Search code examples
pythonnumpyapply

Converting R apply function to Python


I'm in the process of converting my existing R code to Python as a way to teach myself, but I've run into something that I can't seem to crack.

Here's a example of the R code which works as expected

var <- 0.08

a <- data.frame(a = runif(10, 0, 1), 
                b = runif(10, 0, 1), 
                c = runif(10, 0, 1), 
                d = runif(10, 0, 1))

b <- data.frame(a = c(0,4,6,8,10,12,12,14,16,18), 
                b = c(2,6,8,10,12,14,14,16,18,20), 
                c = c(4,8,10,12,14,16,16,18,20,22),
                d = c(6,10,12,14,16,18,18,20,22,24))

output <- data.table(total = seq(0, 10))

output[total%%2==0, prob:= apply(output[total%%2==0], 1, function(x) { sum(a[, 1:4] * (b[, 1:4]==x[1]))})]
output[total%%2==1, prob:= apply(output[total%%2==1], 1, function(x) { sum(a[, 1:4] * (b[, 1:4]==(x[1]-1))) * var/(1-var)})]

and here's what I tried in Python which is returning 'nan' fields in the 'prob' column

import numpy as np
import pandas as pd

var = 0.08

a = pd.DataFrame(np.random.uniform(0, 1, size=(10, 4)), columns=['a', 'b', 'c', 'd'])

b = pd.DataFrame({'a': [0, 4, 6, 8, 10, 12, 12, 14, 16, 18],
                  'b': [2, 6, 8, 10, 12, 14, 14, 16, 18, 20],
                  'c': [4, 8, 10, 12, 14, 16, 16, 18, 20, 22],
                  'd': [6, 10, 12, 14, 16, 18, 18, 20, 22, 24]})

output = pd.DataFrame({'total': range(0, 11)})

output.loc[output['total'] % 2 == 0, 'prob'] = output[output['total'] % 2 == 0].apply(lambda x: np.sum(a.iloc[:, 0:4] * (b.iloc[:, 0:4] == x[0])), axis=1)
output.loc[output['total'] % 2 == 1, 'prob'] = output[output['total'] % 2 == 1].apply(lambda x: np.sum(a.iloc[:, 0:4] * (b.iloc[:, 0:4] == (x[0] - 1))) * var / (1 - var), axis=1)

any help would be appreciated!

Thanks


Solution

  • Unfortunately this is some of the things you will need to learn when migrating R code to Python code.
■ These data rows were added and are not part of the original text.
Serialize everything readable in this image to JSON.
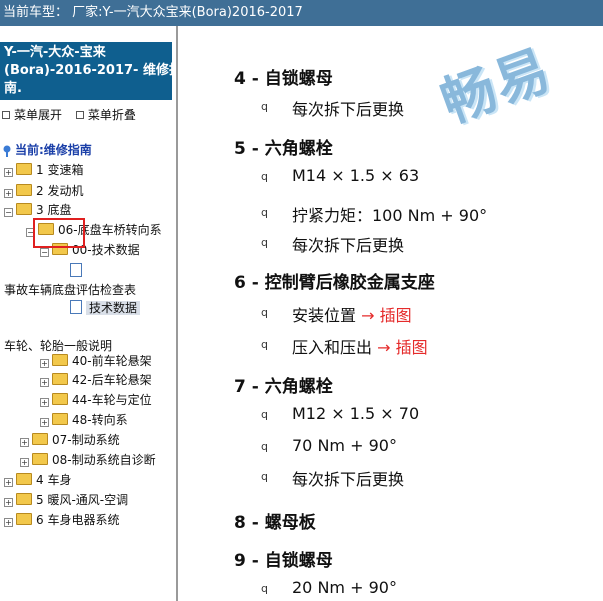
{
  "title": "当前车型：  厂家:Y-一汽大众宝来(Bora)2016-2017",
  "sidebar": {
    "header_lines": [
      "Y-一汽-大众-宝来",
      "(Bora)-2016-2017- 维修指",
      "南."
    ],
    "expand_label": "菜单展开",
    "collapse_label": "菜单折叠",
    "current_label": "当前:维修指南",
    "tree": [
      {
        "label": "1 变速箱",
        "type": "folder",
        "expander": "+"
      },
      {
        "label": "2 发动机",
        "type": "folder",
        "expander": "+"
      },
      {
        "label": "3 底盘",
        "type": "folder",
        "expander": "-",
        "highlighted": true
      },
      {
        "label": "06-底盘车桥转向系",
        "type": "folder",
        "expander": "-"
      },
      {
        "label": "00-技术数据",
        "type": "folder",
        "expander": "-"
      },
      {
        "label": "",
        "type": "doc"
      },
      {
        "label": "事故车辆底盘评估检查表",
        "type": "text"
      },
      {
        "label": "技术数据",
        "type": "doc",
        "selected": true
      },
      {
        "label": "车轮、轮胎一般说明",
        "type": "text"
      },
      {
        "label": "40-前车轮悬架",
        "type": "folder",
        "expander": "+"
      },
      {
        "label": "42-后车轮悬架",
        "type": "folder",
        "expander": "+"
      },
      {
        "label": "44-车轮与定位",
        "type": "folder",
        "expander": "+"
      },
      {
        "label": "48-转向系",
        "type": "folder",
        "expander": "+"
      },
      {
        "label": "07-制动系统",
        "type": "folder",
        "expander": "+"
      },
      {
        "label": "08-制动系统自诊断",
        "type": "folder",
        "expander": "+"
      },
      {
        "label": "4 车身",
        "type": "folder",
        "expander": "+"
      },
      {
        "label": "5 暖风-通风-空调",
        "type": "folder",
        "expander": "+"
      },
      {
        "label": "6 车身电器系统",
        "type": "folder",
        "expander": "+"
      }
    ]
  },
  "content": {
    "watermark": "畅易",
    "bullet_char": "q",
    "sections": [
      {
        "heading": "4 - 自锁螺母",
        "items": [
          {
            "text": "每次拆下后更换"
          }
        ]
      },
      {
        "heading": "5 - 六角螺栓",
        "items": [
          {
            "text": "M14 × 1.5 × 63"
          },
          {
            "text": "拧紧力矩：100 Nm + 90°"
          },
          {
            "text": "每次拆下后更换"
          }
        ]
      },
      {
        "heading": "6 - 控制臂后橡胶金属支座",
        "items": [
          {
            "text": "安装位置",
            "link": "→ 插图"
          },
          {
            "text": "压入和压出",
            "link": "→ 插图"
          }
        ]
      },
      {
        "heading": "7 - 六角螺栓",
        "items": [
          {
            "text": "M12 × 1.5 × 70"
          },
          {
            "text": "70 Nm + 90°"
          },
          {
            "text": "每次拆下后更换"
          }
        ]
      },
      {
        "heading": "8 - 螺母板",
        "items": []
      },
      {
        "heading": "9 - 自锁螺母",
        "items": [
          {
            "text": "20 Nm + 90°"
          }
        ]
      }
    ]
  }
}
In R you know the sum of the values of a data.frame will sum every element, this is not the case with pandas. For example, see this question.

    By default when you call sum in a DataFrame it will sum across the rows, not all values. What you end up having is a Series in each element of the DataFrame you use apply, when in fact you were expecting a single value. You can test this if you print each iteration.
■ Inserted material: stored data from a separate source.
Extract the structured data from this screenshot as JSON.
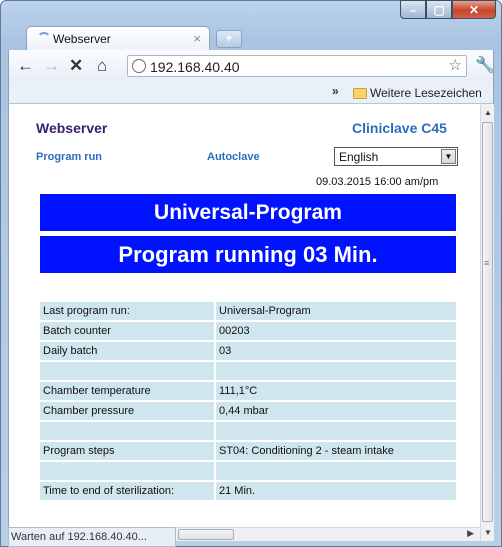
{
  "browser": {
    "tab_title": "Webserver",
    "tab_close": "×",
    "new_tab": "+",
    "url": "192.168.40.40",
    "bookmarks_more": "»",
    "bookmarks_folder": "Weitere Lesezeichen",
    "status_text": "Warten auf 192.168.40.40..."
  },
  "page": {
    "brand": "Webserver",
    "model": "Cliniclave  C45",
    "nav": [
      "Program run",
      "Autoclave"
    ],
    "language": "English",
    "datetime": "09.03.2015   16:00 am/pm",
    "banner_program": "Universal-Program",
    "banner_status": "Program running 03 Min.",
    "rows": [
      {
        "k": "Last program run:",
        "v": "Universal-Program"
      },
      {
        "k": "Batch counter",
        "v": "00203"
      },
      {
        "k": "Daily batch",
        "v": "03"
      },
      {
        "k": "",
        "v": ""
      },
      {
        "k": "Chamber temperature",
        "v": "111,1°C"
      },
      {
        "k": "Chamber pressure",
        "v": "0,44 mbar"
      },
      {
        "k": "",
        "v": ""
      },
      {
        "k": "Program steps",
        "v": "ST04: Conditioning 2 - steam intake"
      },
      {
        "k": "",
        "v": ""
      },
      {
        "k": "Time to end of sterilization:",
        "v": "21 Min."
      }
    ]
  },
  "colors": {
    "banner_bg": "#0012ff",
    "row_bg": "#cfe6ee",
    "brand": "#3a1e6e",
    "accent": "#2a6fbb"
  },
  "icons": [
    "minimize-icon",
    "maximize-icon",
    "close-icon",
    "back-icon",
    "forward-icon",
    "stop-icon",
    "home-icon",
    "globe-icon",
    "star-icon",
    "wrench-icon",
    "folder-icon"
  ]
}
    output.loc[output['total'] % 2 == 0, 'prob'] = output[output['total'] % 2 == 0].apply(
        lambda x: print(np.sum(a.iloc[:, 0:4] * (b.iloc[:, 0:4] == x[0]))),
        axis = 1
    )
    

    You will see a bunch of Series. The solution to your problem is to sum again the values for the Series, or convert the DataFrame into an numpy.array.

    import numpy as np
    import pandas as pd
    
    var = 0.08
    
    a = pd.DataFrame(np.random.uniform(0, 1, size=(10, 4)), columns=['a', 'b', 'c', 'd'])
    
    b = pd.DataFrame({'a': [0, 4, 6, 8, 10, 12, 12, 14, 16, 18],
                      'b': [2, 6, 8, 10, 12, 14, 14, 16, 18, 20],
                      'c': [4, 8, 10, 12, 14, 16, 16, 18, 20, 22],
                      'd': [6, 10, 12, 14, 16, 18, 18, 20, 22, 24]})
    
    output = pd.DataFrame({'total': range(0, 11)})
    
    output.loc[output['total'] % 2 == 0, 'prob'] = output[output['total'] % 2 == 0].apply(
        lambda x: np.sum(a.iloc[:, 0:4] * (b.iloc[:, 0:4] == x[0])).sum(),
        axis = 1
    )
    
    output.loc[output['total'] % 2 == 1, 'prob'] = output[output['total'] % 2 == 1].apply(
        lambda x: np.sum(a.iloc[:, 0:4] * (b.iloc[:, 0:4] == (x[0] - 1))).sum() * var / (1 - var),
        axis = 1
    )
    
    output
    
    total prob
    0 0 0.503596
    1 1 0.0437909
    2 2 0.20748
    3 3 0.0180417
    4 4 0.666049
    5 5 0.0579173
    6 6 1.35971
    7 7 0.118235
    8 8 1.33156
    9 9 0.115787
    10 10 2.5496

    Which I guess is what you want. You should definitely provide the desired output in further questions as it make much easier to help that way.